Acanthurus lineatus, the lined surgeonfish, is a member of the family Acanthuridae, the surgeonfishes. Other common names include blue banded surgeonfish, blue-lined surgeonfish, clown surgeonfish, striped surgeonfish, and zebra surgeonfish.[1]

Description[edit]

This species reaches about 38 centimeters in length. Much of the body has black-edged blue and yellow stripes, and the top of the head is striped with yellow. The belly is grayish. The pectoral fins have darkened rays and the pelvic fins are yellow-brown with black margins. Individuals from around the Philippines vary in coloration. The sharp, forward-pointing spines on the caudal peduncle are venomous.[2]

Distribution[edit]

This species occurs in the Indian Ocean from East Africa to the western Pacific Ocean to the Great Barrier Reef, Japan, and many Pacific Islands.[2] It is known from Hawaii, but it is probably not native there.[1]

Habitat[edit]

The fish is associated with reefs, living in marine waters just a few meters deep.

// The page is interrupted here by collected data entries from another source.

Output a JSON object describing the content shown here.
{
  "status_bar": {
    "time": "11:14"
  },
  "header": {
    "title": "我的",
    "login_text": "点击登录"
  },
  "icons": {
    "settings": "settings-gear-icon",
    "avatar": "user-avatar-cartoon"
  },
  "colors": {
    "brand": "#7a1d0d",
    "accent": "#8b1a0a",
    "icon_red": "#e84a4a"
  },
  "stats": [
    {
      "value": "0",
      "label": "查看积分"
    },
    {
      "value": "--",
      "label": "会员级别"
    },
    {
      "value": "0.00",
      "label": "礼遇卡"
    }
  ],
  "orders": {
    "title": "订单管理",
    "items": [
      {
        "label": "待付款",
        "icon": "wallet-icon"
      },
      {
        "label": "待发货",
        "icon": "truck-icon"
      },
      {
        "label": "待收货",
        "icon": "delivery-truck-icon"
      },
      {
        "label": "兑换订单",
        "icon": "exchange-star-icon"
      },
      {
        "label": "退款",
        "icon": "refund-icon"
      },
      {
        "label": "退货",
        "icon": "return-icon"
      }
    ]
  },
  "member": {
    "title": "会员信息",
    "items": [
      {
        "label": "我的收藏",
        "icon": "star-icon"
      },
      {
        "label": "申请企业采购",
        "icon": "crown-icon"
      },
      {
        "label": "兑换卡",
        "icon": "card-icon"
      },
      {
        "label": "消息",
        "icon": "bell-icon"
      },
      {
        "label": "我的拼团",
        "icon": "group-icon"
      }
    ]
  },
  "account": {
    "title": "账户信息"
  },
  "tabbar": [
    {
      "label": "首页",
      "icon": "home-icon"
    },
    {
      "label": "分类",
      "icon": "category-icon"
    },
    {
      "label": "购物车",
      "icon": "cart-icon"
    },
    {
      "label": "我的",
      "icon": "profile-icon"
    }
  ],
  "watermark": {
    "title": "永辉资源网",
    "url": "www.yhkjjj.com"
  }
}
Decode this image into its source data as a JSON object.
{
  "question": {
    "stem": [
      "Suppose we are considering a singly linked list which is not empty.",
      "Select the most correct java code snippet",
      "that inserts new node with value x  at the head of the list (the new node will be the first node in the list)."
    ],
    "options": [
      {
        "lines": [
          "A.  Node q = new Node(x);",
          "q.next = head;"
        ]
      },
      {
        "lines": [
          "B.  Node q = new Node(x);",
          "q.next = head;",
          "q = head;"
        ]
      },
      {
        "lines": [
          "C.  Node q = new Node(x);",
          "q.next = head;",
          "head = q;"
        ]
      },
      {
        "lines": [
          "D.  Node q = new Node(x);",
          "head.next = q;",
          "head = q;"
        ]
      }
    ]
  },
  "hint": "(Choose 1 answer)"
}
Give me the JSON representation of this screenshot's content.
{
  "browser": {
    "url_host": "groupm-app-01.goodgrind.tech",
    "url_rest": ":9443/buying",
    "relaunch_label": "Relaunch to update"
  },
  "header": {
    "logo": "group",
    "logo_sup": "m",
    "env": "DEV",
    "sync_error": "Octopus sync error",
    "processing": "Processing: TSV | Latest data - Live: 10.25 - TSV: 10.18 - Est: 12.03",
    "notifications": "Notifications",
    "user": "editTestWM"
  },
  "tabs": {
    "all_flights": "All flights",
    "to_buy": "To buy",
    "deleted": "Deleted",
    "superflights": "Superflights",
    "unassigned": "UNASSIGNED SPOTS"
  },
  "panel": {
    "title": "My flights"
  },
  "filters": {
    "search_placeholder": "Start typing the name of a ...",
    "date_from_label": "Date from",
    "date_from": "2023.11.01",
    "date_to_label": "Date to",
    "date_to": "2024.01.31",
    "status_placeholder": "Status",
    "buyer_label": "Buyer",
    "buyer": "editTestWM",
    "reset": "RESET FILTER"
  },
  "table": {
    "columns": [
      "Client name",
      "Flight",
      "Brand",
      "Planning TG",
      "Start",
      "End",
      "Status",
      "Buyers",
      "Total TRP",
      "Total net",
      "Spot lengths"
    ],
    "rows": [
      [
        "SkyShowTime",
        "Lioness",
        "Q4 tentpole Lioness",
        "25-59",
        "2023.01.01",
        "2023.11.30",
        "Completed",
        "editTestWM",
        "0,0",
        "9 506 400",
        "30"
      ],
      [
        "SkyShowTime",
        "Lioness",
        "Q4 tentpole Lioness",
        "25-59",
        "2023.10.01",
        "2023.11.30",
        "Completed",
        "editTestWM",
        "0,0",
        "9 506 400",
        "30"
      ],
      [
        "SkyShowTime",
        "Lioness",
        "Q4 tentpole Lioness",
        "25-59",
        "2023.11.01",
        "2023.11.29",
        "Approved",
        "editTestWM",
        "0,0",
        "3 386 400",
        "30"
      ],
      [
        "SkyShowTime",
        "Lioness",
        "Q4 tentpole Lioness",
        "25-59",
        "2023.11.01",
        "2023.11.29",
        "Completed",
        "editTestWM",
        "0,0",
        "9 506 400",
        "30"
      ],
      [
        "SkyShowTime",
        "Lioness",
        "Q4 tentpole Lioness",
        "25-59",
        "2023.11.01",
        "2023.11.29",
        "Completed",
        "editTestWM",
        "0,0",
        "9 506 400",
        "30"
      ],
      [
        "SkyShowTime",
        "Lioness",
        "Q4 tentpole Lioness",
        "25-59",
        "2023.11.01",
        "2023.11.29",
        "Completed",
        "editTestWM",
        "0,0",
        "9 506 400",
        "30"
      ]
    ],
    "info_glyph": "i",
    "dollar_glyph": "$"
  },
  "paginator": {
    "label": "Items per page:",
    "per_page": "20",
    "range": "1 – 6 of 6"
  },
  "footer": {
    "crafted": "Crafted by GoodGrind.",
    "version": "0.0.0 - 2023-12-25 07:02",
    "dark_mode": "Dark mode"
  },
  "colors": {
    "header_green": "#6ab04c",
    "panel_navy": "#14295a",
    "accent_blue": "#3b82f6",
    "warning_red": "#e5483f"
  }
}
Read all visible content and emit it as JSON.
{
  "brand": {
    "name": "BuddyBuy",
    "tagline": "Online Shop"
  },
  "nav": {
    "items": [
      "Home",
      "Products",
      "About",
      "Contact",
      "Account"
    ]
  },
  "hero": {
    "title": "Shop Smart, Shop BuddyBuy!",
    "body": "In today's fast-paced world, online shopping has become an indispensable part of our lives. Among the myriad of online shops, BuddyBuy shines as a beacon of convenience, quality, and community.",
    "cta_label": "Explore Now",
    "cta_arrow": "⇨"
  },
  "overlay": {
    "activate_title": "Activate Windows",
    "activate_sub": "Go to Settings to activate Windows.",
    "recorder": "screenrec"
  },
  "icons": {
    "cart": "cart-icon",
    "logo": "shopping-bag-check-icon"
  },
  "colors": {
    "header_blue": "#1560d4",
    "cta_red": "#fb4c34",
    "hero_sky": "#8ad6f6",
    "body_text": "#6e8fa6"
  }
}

It is benthopelagic.[2]

Behaviour[edit]

The fish is territorial, with a large male defending a feeding territory and a harem of females. The adults may also school, and they gather en masse during spawning. The juvenile is solitary. The fish is mostly herbivorous, but will take crustaceans at times.[2] Most of its diet is algae. It grazes during the day.[1]

Human uses[edit]

This species is of commercial and ornamental value. It is especially important among the reef fishes of American Samoa. In some areas it is heavily exploited, but it lives in many protected zones and in general it is widespread and common.[1]

References[edit]

  1. ^ a b c d e Choat, J. H., et al. 2012. Acanthurus lineatus. In: IUCN 2012. IUCN Red List of Threatened Species. Version 2012.2. Downloaded on 25 June 2013.
  2. ^ a b c d Froese, R. and D. Pauly, Eds. Acanthurus lineatus. FishBase. 2011.